Come tanti farmaci, anche questi possono avere degli effetti indesiderati sul resto dell’organismo.
Per quanto riguarda il distretto oro-facciale la complicanza più temuta è l’osteonecrosi dei mascellari, che consiste nella perdita parziale e localizzata del tessuto osseo, con o senza dolore,  spesso in corrispondenza di una zona dove si è verificata una estrazione o un intervento che ha determinato l’esposizione di osso.
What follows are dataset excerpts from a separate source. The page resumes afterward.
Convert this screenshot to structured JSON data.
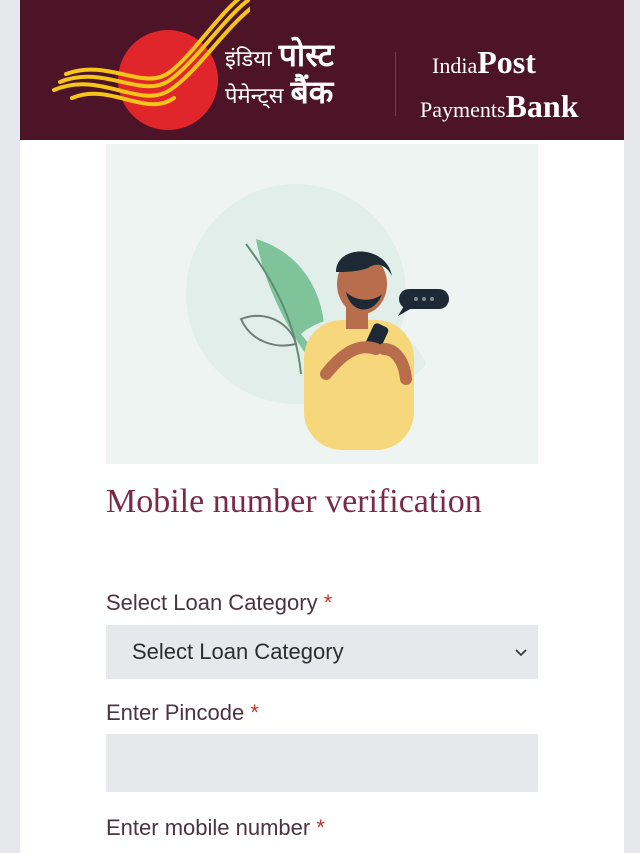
{
  "header": {
    "hindi_line1_small": "इंडिया",
    "hindi_line1_big": "पोस्ट",
    "hindi_line2_small": "पेमेन्ट्स",
    "hindi_line2_big": "बैंक",
    "eng_line1_small": "India",
    "eng_line1_big": "Post",
    "eng_line2_small": "Payments",
    "eng_line2_big": "Bank",
    "colors": {
      "bar": "#4d1428",
      "logo_sun": "#e0262b",
      "logo_stripes": "#f5c518"
    }
  },
  "illustration": {
    "name": "person-using-phone-illustration"
  },
  "form": {
    "title": "Mobile number verification",
    "loan_category": {
      "label": "Select Loan Category",
      "required_mark": "*",
      "selected": "Select Loan Category"
    },
    "pincode": {
      "label": "Enter Pincode",
      "required_mark": "*",
      "value": ""
    },
    "mobile": {
      "label": "Enter mobile number",
      "required_mark": "*"
    }
  }
}
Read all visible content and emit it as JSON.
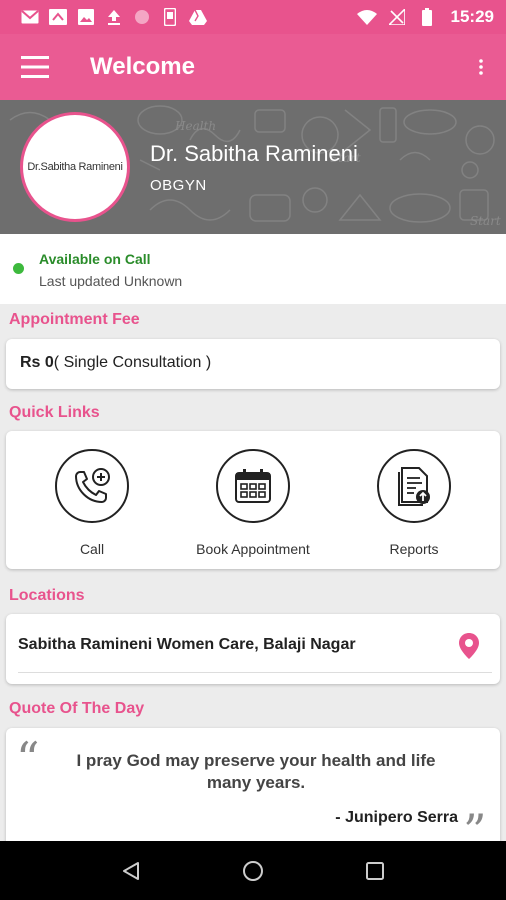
{
  "status_bar": {
    "time": "15:29",
    "icons": [
      "gmail-icon",
      "missed-call-icon",
      "image-icon",
      "upload-icon",
      "circle-icon",
      "phone-icon",
      "drive-icon"
    ],
    "right_icons": [
      "wifi-icon",
      "no-signal-icon",
      "battery-icon"
    ]
  },
  "app_bar": {
    "title": "Welcome",
    "menu_icon": "hamburger-menu-icon",
    "overflow_icon": "more-vert-icon"
  },
  "profile": {
    "avatar_text": "Dr.Sabitha Ramineni",
    "name": "Dr. Sabitha Ramineni",
    "specialty": "OBGYN"
  },
  "availability": {
    "status": "Available on Call",
    "last_updated": "Last updated Unknown",
    "status_color": "#3db93d"
  },
  "appointment_fee": {
    "title": "Appointment Fee",
    "amount": "Rs 0",
    "detail": "( Single Consultation )"
  },
  "quick_links": {
    "title": "Quick Links",
    "items": [
      {
        "label": "Call",
        "icon": "phone-plus-icon"
      },
      {
        "label": "Book Appointment",
        "icon": "calendar-icon"
      },
      {
        "label": "Reports",
        "icon": "document-upload-icon"
      }
    ]
  },
  "locations": {
    "title": "Locations",
    "items": [
      {
        "name": "Sabitha Ramineni Women Care, Balaji Nagar",
        "icon": "location-pin-icon"
      }
    ]
  },
  "quote": {
    "title": "Quote Of The Day",
    "open_mark": "“",
    "close_mark": "”",
    "text": "I pray God may preserve your health and life many years.",
    "author": "- Junipero Serra"
  },
  "nav_bar": {
    "buttons": [
      "back-icon",
      "home-icon",
      "recents-icon"
    ]
  },
  "colors": {
    "accent": "#e8538d",
    "app_bar": "#ea5b93",
    "available": "#3db93d"
  }
}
Può rimanere asintomatica  per mesi.
I segni iniziali di una osteonecrosi comprendono:

1.  presenza di osso esposto con o senza dolore
2.  lenta o mancata guarigione dell’alveolo dopo l’estrazione
3.  dolore o gonfiore o infezione alla gengiva
4.  fuoriuscita di secrezione purulenta dall’alveolo
5.  intorpidimento o sensazione di pesantezza a carico della mandibola

In questi casi si raccomanda di consultare urgentemente il proprio odontoiatra o un reparto di Chirurgia Orale.
L’osteonecrosi da bifosfonati si è verificata, prevalentemente, in casi di trattamento prolungato e per via endovenosa, ma non si può escludere anche negli altri tipi di somministrazione.
E’ buona norma, quindi, informare il medico prescrittore dei bifosfonati sulla propria salute orale e, al contempo, il vostro odontoiatra che vi state sottoponendo a un trattamento con questi farmaci.
Inoltre, prima di iniziare un trattamento con i bifosfonati è utile:

1.  fare una visita di controllo dall’odontoiatra ed una seduta di igiene orale professionale;
2.  programmare eventuali estrazioni o interventi di chirurgia implantare prima di cominciare la cura.